What makes a blazar like OJ287 special?

 

Even if astronomers have a hard job explaining the singular behaviour of blazars, they have a good idea what makes them so peculiar. OJ287 is unusual for two reasons, one of which is the presumption that it has two black holes in its heart rather than the single one in most quasars and blazars. The second though is a product of the black hole.

 

Black holes, as we have seen, do not have an insatiable appetite. If more material tries to fall into one than it can swallow the excess will be expelled at almost the speed of light in two jets that will blow out from the poles of the black hole’s accretion disk. Normally we do not see this jet, but what happens if it points towards us? Just at random, a few quasars will happen to line up such that the jet points almost exactly towards the Earth. This is what leads to us seeing a quasar as a blazar; we are looking more or less along the jet. Inside it material is moving towards us at more than 99.9% of the speed of light, giving rise to some odd effects from relativity: firstly, the light is concentrated like a light house beam – the faster the material in the jet is moving, the more concentrated the beam.
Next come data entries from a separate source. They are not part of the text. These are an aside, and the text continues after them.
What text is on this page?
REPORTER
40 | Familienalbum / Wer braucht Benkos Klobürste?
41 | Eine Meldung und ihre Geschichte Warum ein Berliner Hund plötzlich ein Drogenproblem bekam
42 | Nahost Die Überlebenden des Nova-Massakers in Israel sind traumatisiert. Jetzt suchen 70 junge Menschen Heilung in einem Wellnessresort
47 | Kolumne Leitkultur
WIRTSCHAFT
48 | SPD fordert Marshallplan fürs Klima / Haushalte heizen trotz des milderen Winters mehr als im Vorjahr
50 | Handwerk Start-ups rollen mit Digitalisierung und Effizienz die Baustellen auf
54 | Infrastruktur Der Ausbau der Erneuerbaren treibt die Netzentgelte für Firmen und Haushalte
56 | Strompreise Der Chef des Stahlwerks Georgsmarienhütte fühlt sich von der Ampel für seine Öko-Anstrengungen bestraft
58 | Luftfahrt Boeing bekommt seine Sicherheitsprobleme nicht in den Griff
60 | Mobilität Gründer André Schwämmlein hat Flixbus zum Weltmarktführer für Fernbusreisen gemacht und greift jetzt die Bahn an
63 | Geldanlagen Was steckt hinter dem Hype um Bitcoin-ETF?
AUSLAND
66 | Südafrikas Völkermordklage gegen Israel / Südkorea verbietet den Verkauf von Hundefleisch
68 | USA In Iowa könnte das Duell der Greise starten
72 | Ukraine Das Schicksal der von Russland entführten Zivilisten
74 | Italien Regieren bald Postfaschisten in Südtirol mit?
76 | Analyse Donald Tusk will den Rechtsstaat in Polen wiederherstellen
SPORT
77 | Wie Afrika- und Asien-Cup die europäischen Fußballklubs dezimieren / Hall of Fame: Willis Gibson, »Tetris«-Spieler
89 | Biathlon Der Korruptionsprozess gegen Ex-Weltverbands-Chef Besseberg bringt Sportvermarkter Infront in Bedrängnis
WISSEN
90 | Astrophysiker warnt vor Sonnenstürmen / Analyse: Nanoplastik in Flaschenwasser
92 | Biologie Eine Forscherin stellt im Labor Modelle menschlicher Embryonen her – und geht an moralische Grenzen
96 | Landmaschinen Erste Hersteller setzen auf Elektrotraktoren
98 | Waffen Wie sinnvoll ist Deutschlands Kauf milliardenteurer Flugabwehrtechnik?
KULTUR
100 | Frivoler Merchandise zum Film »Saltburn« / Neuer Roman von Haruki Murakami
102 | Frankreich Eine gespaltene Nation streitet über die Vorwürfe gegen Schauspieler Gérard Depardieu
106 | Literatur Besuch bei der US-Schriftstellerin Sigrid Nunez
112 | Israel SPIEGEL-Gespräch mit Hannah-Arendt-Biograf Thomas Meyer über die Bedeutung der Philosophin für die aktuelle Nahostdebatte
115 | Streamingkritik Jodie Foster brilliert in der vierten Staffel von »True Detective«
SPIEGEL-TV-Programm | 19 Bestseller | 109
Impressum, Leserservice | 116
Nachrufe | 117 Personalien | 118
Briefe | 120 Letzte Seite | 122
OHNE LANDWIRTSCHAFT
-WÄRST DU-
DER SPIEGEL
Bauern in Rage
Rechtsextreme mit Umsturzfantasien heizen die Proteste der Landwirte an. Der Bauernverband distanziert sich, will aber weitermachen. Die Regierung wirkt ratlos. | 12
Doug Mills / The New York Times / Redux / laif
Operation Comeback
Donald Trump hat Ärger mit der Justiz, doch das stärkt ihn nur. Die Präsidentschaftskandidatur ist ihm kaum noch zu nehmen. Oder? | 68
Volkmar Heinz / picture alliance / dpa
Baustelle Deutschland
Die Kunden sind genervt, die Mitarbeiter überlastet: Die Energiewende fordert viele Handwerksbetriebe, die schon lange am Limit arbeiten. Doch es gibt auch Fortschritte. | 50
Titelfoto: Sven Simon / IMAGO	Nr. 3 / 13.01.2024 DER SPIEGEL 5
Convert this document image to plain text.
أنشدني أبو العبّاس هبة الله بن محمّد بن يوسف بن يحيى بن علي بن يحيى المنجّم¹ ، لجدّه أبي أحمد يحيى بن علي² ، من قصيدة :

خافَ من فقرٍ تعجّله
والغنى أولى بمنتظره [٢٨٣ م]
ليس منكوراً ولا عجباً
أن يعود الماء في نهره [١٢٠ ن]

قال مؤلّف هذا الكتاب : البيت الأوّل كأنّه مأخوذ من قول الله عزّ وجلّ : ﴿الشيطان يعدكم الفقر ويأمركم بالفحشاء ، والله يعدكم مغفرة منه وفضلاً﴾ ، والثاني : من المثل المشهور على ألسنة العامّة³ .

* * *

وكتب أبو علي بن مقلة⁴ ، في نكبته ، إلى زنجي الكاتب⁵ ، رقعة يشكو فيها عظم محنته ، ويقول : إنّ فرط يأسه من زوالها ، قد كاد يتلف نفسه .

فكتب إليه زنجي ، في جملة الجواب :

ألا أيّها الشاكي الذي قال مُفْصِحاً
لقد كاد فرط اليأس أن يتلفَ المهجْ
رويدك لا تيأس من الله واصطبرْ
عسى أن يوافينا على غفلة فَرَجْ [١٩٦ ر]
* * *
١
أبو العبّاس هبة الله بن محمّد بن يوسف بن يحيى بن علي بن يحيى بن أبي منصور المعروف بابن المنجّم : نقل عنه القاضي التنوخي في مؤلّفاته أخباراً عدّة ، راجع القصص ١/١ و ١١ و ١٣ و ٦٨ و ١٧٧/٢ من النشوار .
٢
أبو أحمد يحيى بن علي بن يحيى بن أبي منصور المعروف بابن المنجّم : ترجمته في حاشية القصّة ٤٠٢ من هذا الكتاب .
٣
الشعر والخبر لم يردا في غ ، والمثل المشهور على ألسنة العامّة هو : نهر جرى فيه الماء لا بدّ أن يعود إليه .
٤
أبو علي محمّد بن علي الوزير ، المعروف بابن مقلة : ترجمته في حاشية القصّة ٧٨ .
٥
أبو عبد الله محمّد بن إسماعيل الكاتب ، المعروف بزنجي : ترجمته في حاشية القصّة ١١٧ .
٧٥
This means that we see the blazar as much more luminous than it really is – yes, a searchlight is bright, but what makes it seem so intense is that reflector behind it that concentrates the light into a tight beam, that is what makes a blazar seem brilliant. It also means that everything that happens in the blazar appears accelerated: it seems to move much faster and happen much quicker than it does really; blazars appear to vary quickly and violently because the jet magnifies everything that happens inside them.

 

OJ287 is special because its jet is particularly well lined-up with the Earth – it is off by only about 13º. This makes it one of the best-aligned jets of any known blazar. OJ287 is though also relatively nearby, which means that by being so well aligned with the Earth and being so close, we actually look some way inside the throat of the jet. That is why this object is a particularly extreme blazar that behaves in such an unusual and bizarre manner. Other blazars are more gentle in their behaviour than OJ287 because their jet is less well-aligned with the Earth and so we are only in the fringes of the intense beam of light.